The study, which is described in an article titled “How an EU Carbon Border Tax Could Jolt World Trade,” found that an EU carbon tax on imports could rewrite the terms of competitive advantage in one of the world’s biggest markets. Higher prices for Russian crude oil, for example, could cause European chemical producers to import more oil from Saudi Arabia, where extraction methods leave a smaller carbon footprint. And steel that is produced in Chinese or Ukrainian mills using blast furnaces would become less competitive in the EU against steel from other countries that are made in more carbon-efficient mills.
The details and timing of the policy are still to be determined and must be approved by legislators. But the article contends that some sort of carbon-pricing mechanism is likely to be imposed on imports—and companies should prepare.
“Whatever policy is adopted, the size and strategic importance of the EU market means its action could transform the fundamentals of global advantage,” said Johan Öberg, a BCG managing director and senior partner who coauthored the article. “Companies around the world will be compelled to manage their carbon footprints with greater urgency.”
A carbon border tax is one of several mechanisms that the European Commission is considering as part of the European Green Deal, a bold initiative to cut greenhouse gas emissions in the EU by 50% over the next decade—compared with the current target of 40%—and make Europe the world’s first climate-neutral continent.
The president of the European Commission, Ursula von der Leyan, has recently called the European Green Deal a key element of the region’s post-COVID-19 economic recovery.
A carbon tax on imports also has strong support among European manufacturers.
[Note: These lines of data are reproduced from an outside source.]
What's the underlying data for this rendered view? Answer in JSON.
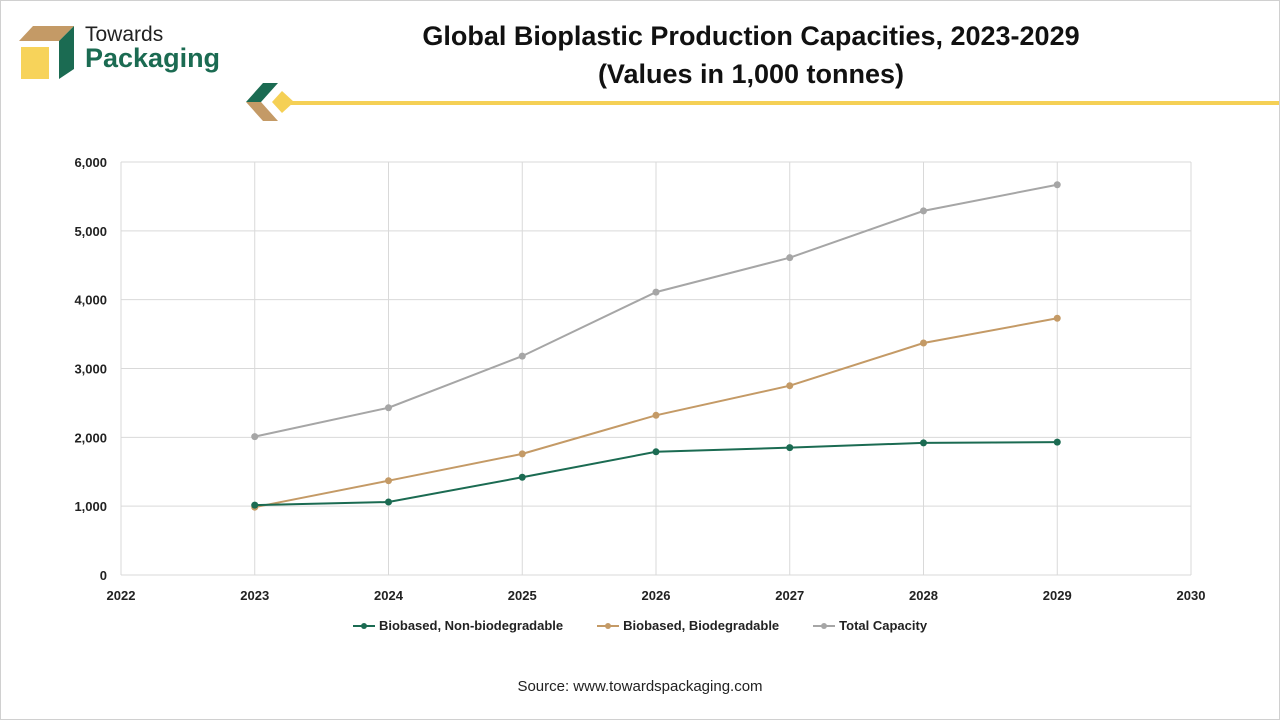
{
  "logo": {
    "line1": "Towards",
    "line2": "Packaging"
  },
  "title": {
    "line1": "Global Bioplastic Production Capacities, 2023-2029",
    "line2": "(Values in 1,000 tonnes)"
  },
  "source": "Source: www.towardspackaging.com",
  "chart_data": {
    "type": "line",
    "title": "Global Bioplastic Production Capacities, 2023-2029 (Values in 1,000 tonnes)",
    "x": [
      2023,
      2024,
      2025,
      2026,
      2027,
      2028,
      2029
    ],
    "xlim": [
      2022,
      2030
    ],
    "ylim": [
      0,
      6000
    ],
    "xticks": [
      "2022",
      "2023",
      "2024",
      "2025",
      "2026",
      "2027",
      "2028",
      "2029",
      "2030"
    ],
    "yticks": [
      "0",
      "1,000",
      "2,000",
      "3,000",
      "4,000",
      "5,000",
      "6,000"
    ],
    "xtick_values": [
      2022,
      2023,
      2024,
      2025,
      2026,
      2027,
      2028,
      2029,
      2030
    ],
    "ytick_values": [
      0,
      1000,
      2000,
      3000,
      4000,
      5000,
      6000
    ],
    "grid": true,
    "legend_position": "bottom",
    "series": [
      {
        "name": "Biobased, Non-biodegradable",
        "color": "#1b6b52",
        "values": [
          1015,
          1060,
          1420,
          1790,
          1850,
          1920,
          1930
        ]
      },
      {
        "name": "Biobased, Biodegradable",
        "color": "#c49a66",
        "values": [
          985,
          1370,
          1760,
          2320,
          2750,
          3370,
          3730
        ]
      },
      {
        "name": "Total Capacity",
        "color": "#a6a6a6",
        "values": [
          2010,
          2430,
          3180,
          4110,
          4610,
          5290,
          5670
        ]
      }
    ]
  }
}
Many have been paying for carbon emissions since 2005 under the EU’s Emissions Trading System, and they have wanted a more level playing field against importers, especially those from nations with more lax environmental standards.
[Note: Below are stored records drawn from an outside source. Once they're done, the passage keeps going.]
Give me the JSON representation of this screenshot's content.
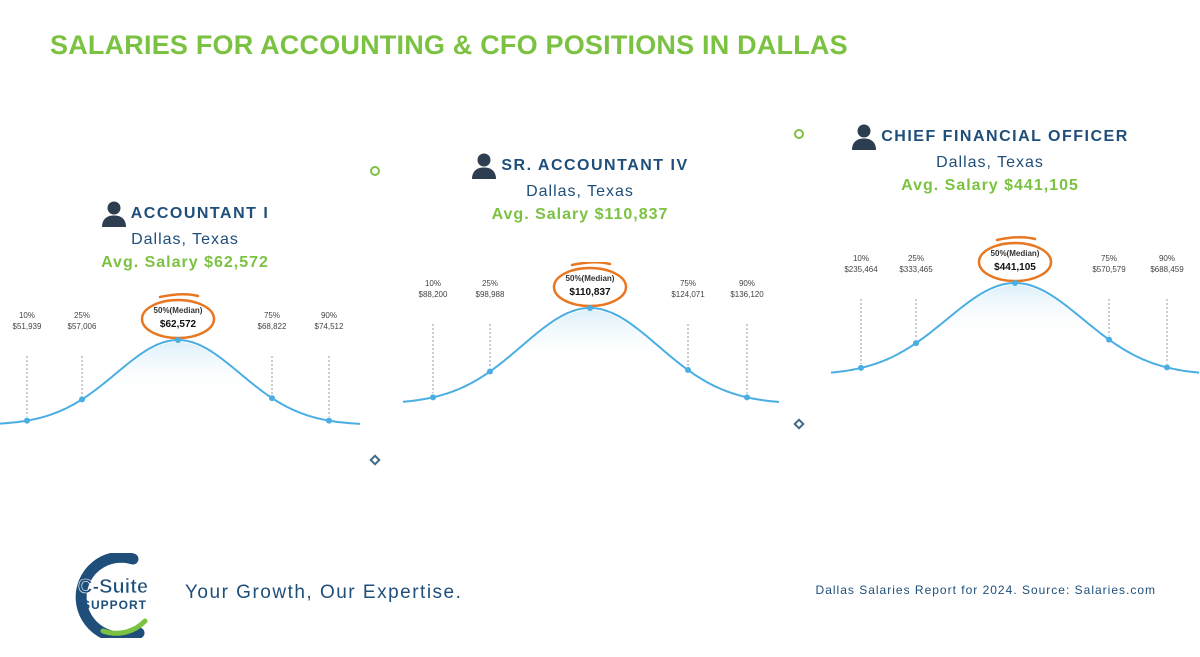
{
  "page_title": "SALARIES FOR ACCOUNTING & CFO POSITIONS IN DALLAS",
  "colors": {
    "green": "#7cc242",
    "navy": "#1e4e79",
    "curve": "#4aaee3",
    "highlight": "#e87722"
  },
  "icons": {
    "person": "person-icon",
    "divider_top": "circle-marker-icon",
    "divider_bottom": "diamond-marker-icon"
  },
  "chart_data": [
    {
      "type": "line",
      "job_title": "ACCOUNTANT I",
      "location": "Dallas, Texas",
      "avg_salary": "Avg. Salary $62,572",
      "percentiles": [
        {
          "label": "10%",
          "value": "$51,939"
        },
        {
          "label": "25%",
          "value": "$57,006"
        },
        {
          "label": "50%(Median)",
          "value": "$62,572"
        },
        {
          "label": "75%",
          "value": "$68,822"
        },
        {
          "label": "90%",
          "value": "$74,512"
        }
      ]
    },
    {
      "type": "line",
      "job_title": "SR. ACCOUNTANT IV",
      "location": "Dallas, Texas",
      "avg_salary": "Avg. Salary $110,837",
      "percentiles": [
        {
          "label": "10%",
          "value": "$88,200"
        },
        {
          "label": "25%",
          "value": "$98,988"
        },
        {
          "label": "50%(Median)",
          "value": "$110,837"
        },
        {
          "label": "75%",
          "value": "$124,071"
        },
        {
          "label": "90%",
          "value": "$136,120"
        }
      ]
    },
    {
      "type": "line",
      "job_title": "CHIEF FINANCIAL OFFICER",
      "location": "Dallas, Texas",
      "avg_salary": "Avg. Salary $441,105",
      "percentiles": [
        {
          "label": "10%",
          "value": "$235,464"
        },
        {
          "label": "25%",
          "value": "$333,465"
        },
        {
          "label": "50%(Median)",
          "value": "$441,105"
        },
        {
          "label": "75%",
          "value": "$570,579"
        },
        {
          "label": "90%",
          "value": "$688,459"
        }
      ]
    }
  ],
  "footer": {
    "logo_top": "C-Suite",
    "logo_bottom": "SUPPORT",
    "tagline": "Your Growth, Our Expertise.",
    "source": "Dallas Salaries Report for 2024. Source: Salaries.com"
  }
}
The BCG study assessed the impact of a potential carbon border tax on a wide variety of industrial sectors in different countries. The study assumed that the initial levy will be set at $30 per metric ton of CO2 emissions—one potential scenario.
The degree of impact on industrial sectors would be largely influenced by their carbon intensity—the relative propensity to contribute to the so-called greenhouse gas effect—and trade intensity, the degree to which goods in that sector are traded. The study also estimated the tax’s impact on the profits that are generated by exports to the EU in each sector.
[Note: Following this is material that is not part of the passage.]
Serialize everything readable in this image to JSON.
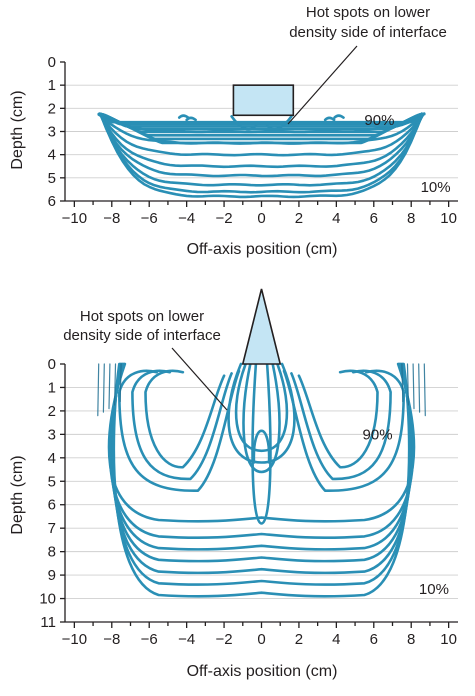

Considering the effects of the tax on competitive advantage and profits, the sectors that would be hit most directly are those that produce refined petroleum products, coke (a key input in steel manufacturing), and mining and quarrying products.
The tax would reduce the profitability of crude oil shipments to the EU by about 20%, on average, for example, assuming crude oil prices remain in the range of $30 to $40 per barrel. The total profit pool generated by EU imports of wood pulp would shrink by 65%, on average.
Sectors such as basic metals, chemical products, and paper products, while less dependent on trade, would also be directly affected because of their high carbon intensity.
The tax would slash the profit pool generated by imported flat-rolled steel products, used by automotive and machinery makers and construction companies, by about 40%, on average.
In terms of commodity steel, Chinese and Ukrainian industries, which mostly produce steel using blast furnaces and basic oxygen furnaces, would be hit much harder, on average, than those of Canada and South Korea, where a greater portion of steel comes from mills using cleaner electric arc furnaces.
Because the costs of the carbon border tax would be felt far downstream in supply chains, it would impact companies in every sector, whether they are European or non-European. Owing to the size of the EU market, the tax is also likely to intensify pressure on companies and governments around the world to take stronger measures to limit emissions.
Companies in nations with their carbon-pricing schemes, such as Australia, Canada, and Japan, may be exempt if their governments negotiate new trade pacts with the EU or update existing ones.
Despite the uncertainties surrounding the price mechanisms and the timing of the policy, CEOs should start preparing now for some form of an EU carbon tax on imports. The article recommends that companies begin measuring their carbon footprints, tracking carbon pricing and its impact on their costs, building a playbook of actions to take under various scenarios, and working with governments to help shape policy.
“The best performers in each sector will not only enjoy a competitive edge in Europe,” said Marc Gilbert, a BCG managing director and senior partner who leads the firm’s work in geopolitics and trade. “They will also have a head start against less adaptable rivals in other markets as more nations embrace financial incentives to push companies to accelerate the fight against climate change.”